Convex Hull
Use convex hull as a geometric outer-boundary overlay on grouped scatter data, and read it as an exploratory envelope rather than an automatic statement about group separation.
Figure purpose
Convex hull draws an outer boundary around grouped points in a two-dimensional scatter-like view. It can help the reader see the broad extent of each group at a glance.
In practice, the hull is the outer polygon formed by the most extreme visible points of a group in the plotted x-y space. The output is therefore an envelope of the group's displayed extent, not a model-based summary of where most points lie.
That convenience comes with limits.

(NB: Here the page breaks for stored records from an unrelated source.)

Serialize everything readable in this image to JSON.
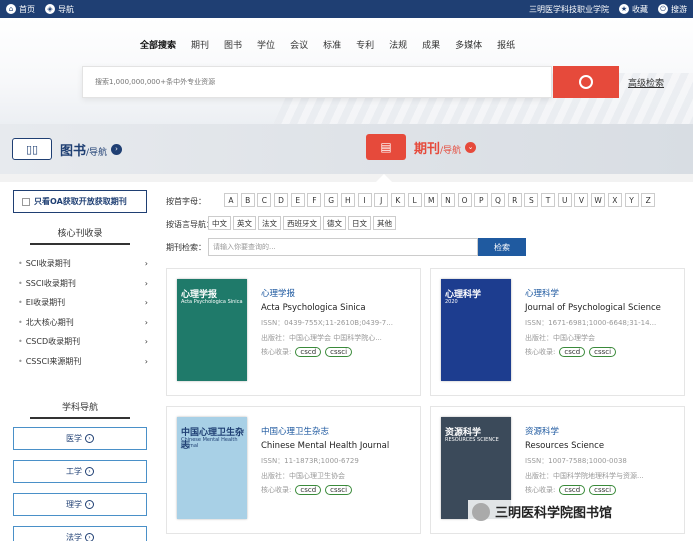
{
  "topbar": {
    "home": "首页",
    "nav": "导航",
    "school": "三明医学科技职业学院",
    "favorite": "收藏",
    "search": "搜游"
  },
  "hero": {
    "categories": [
      "全部搜索",
      "期刊",
      "图书",
      "学位",
      "会议",
      "标准",
      "专利",
      "法规",
      "成果",
      "多媒体",
      "报纸"
    ],
    "search_placeholder": "搜索1,000,000,000+条中外专业资源",
    "advanced": "高级检索"
  },
  "navstrip": {
    "book_title": "图书",
    "book_sub": "/导航",
    "journal_title": "期刊",
    "journal_sub": "/导航"
  },
  "sidebar": {
    "oa_label": "只看OA获取开放获取期刊",
    "core_title": "核心刊收录",
    "core_items": [
      "SCI收录期刊",
      "SSCI收录期刊",
      "EI收录期刊",
      "北大核心期刊",
      "CSCD收录期刊",
      "CSSCI来源期刊"
    ],
    "subject_title": "学科导航",
    "subjects": [
      "医学",
      "工学",
      "理学",
      "法学"
    ]
  },
  "filters": {
    "letter_label": "按首字母：",
    "letters": [
      "A",
      "B",
      "C",
      "D",
      "E",
      "F",
      "G",
      "H",
      "I",
      "J",
      "K",
      "L",
      "M",
      "N",
      "O",
      "P",
      "Q",
      "R",
      "S",
      "T",
      "U",
      "V",
      "W",
      "X",
      "Y",
      "Z"
    ],
    "lang_label": "按语言导航：",
    "langs": [
      "中文",
      "英文",
      "法文",
      "西班牙文",
      "德文",
      "日文",
      "其他"
    ],
    "search_label": "期刊检索：",
    "search_placeholder": "请输入你要查询的...",
    "search_button": "检索"
  },
  "journals": [
    {
      "cn": "心理学报",
      "en": "Acta Psychologica Sinica",
      "issn": "ISSN：0439-755X;11-2610B;0439-7...",
      "publisher": "出版社：中国心理学会 中国科学院心...",
      "tags_label": "核心收录:",
      "tags": [
        "cscd",
        "cssci"
      ],
      "cover_title": "心理学报",
      "cover_sub": "Acta Psychologica Sinica",
      "cover_color": "#1f7a6a"
    },
    {
      "cn": "心理科学",
      "en": "Journal of Psychological Science",
      "issn": "ISSN：1671-6981;1000-6648;31-14...",
      "publisher": "出版社：中国心理学会",
      "tags_label": "核心收录:",
      "tags": [
        "cscd",
        "cssci"
      ],
      "cover_title": "心理科学",
      "cover_sub": "2020",
      "cover_color": "#1d3d8f"
    },
    {
      "cn": "中国心理卫生杂志",
      "en": "Chinese Mental Health Journal",
      "issn": "ISSN：11-1873R;1000-6729",
      "publisher": "出版社：中国心理卫生协会",
      "tags_label": "核心收录:",
      "tags": [
        "cscd",
        "cssci"
      ],
      "cover_title": "中国心理卫生杂志",
      "cover_sub": "Chinese Mental Health Journal",
      "cover_color": "#a8d0e6"
    },
    {
      "cn": "资源科学",
      "en": "Resources Science",
      "issn": "ISSN：1007-7588;1000-0038",
      "publisher": "出版社：中国科学院地理科学与资源...",
      "tags_label": "核心收录:",
      "tags": [
        "cscd",
        "cssci"
      ],
      "cover_title": "资源科学",
      "cover_sub": "RESOURCES SCIENCE",
      "cover_color": "#3b4a5a"
    }
  ],
  "watermark": "三明医科学院图书馆"
}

The boundary is geometric, not a proof of stability, confidence, or true cluster structure.
When to use or avoid
Use convex hull when you want a quick outer-envelope view around grouped point clouds. It can be helpful as an overlay when the main question is how far a group extends across the plotted space.
Avoid reading the hull as a robust group summary in small samples or outlier-heavy data. A few extreme points can pull the boundary outward and make a group look more spread out than its central mass suggests.
This is why the page stays conservative even though the current renderer exists.
Required columns
- One numeric x variable
- One numeric y variable
- A grouping variable if multiple hulls are being compared
The current implementation is a two-dimensional grouped overlay. Docs should keep the scope there rather than broadening it into a general shape-analysis workflow.
Related statistics or disclosure
Convex hull can help readers see one outer boundary, but it does not guarantee separation and does not prove that one group is internally cohesive. It is best treated as an exploratory geometry layer on top of a scatter-like view.
Licklider does not automatically determine from this hull whether the apparent group spread is stable, whether an extreme point is a meaningful observation or an outlier artifact, or whether one group is truly separated from another. Those are interpretation questions that need the underlying points and study context, not just the boundary.
Alternative figures
- Use Scatter Plot when the points themselves are still the most important part of the story.
- Use PCA Biplot when a reduced multivariate view is more useful than a direct grouped scatter overlay.
- Use Confidence Ellipse when a smoother summary of central spread and orientation is easier to read than a strict outer boundary.
Stay with convex hull when the outer extent of each group is the main visual question. Prefer confidence ellipse when you want a less outlier-driven overlay that emphasizes broad orientation more than extreme boundary reach.
TODO (Phase02+)
- Expand only if the public product surface later exposes clearer guidance on outlier sensitivity and boundary interpretation.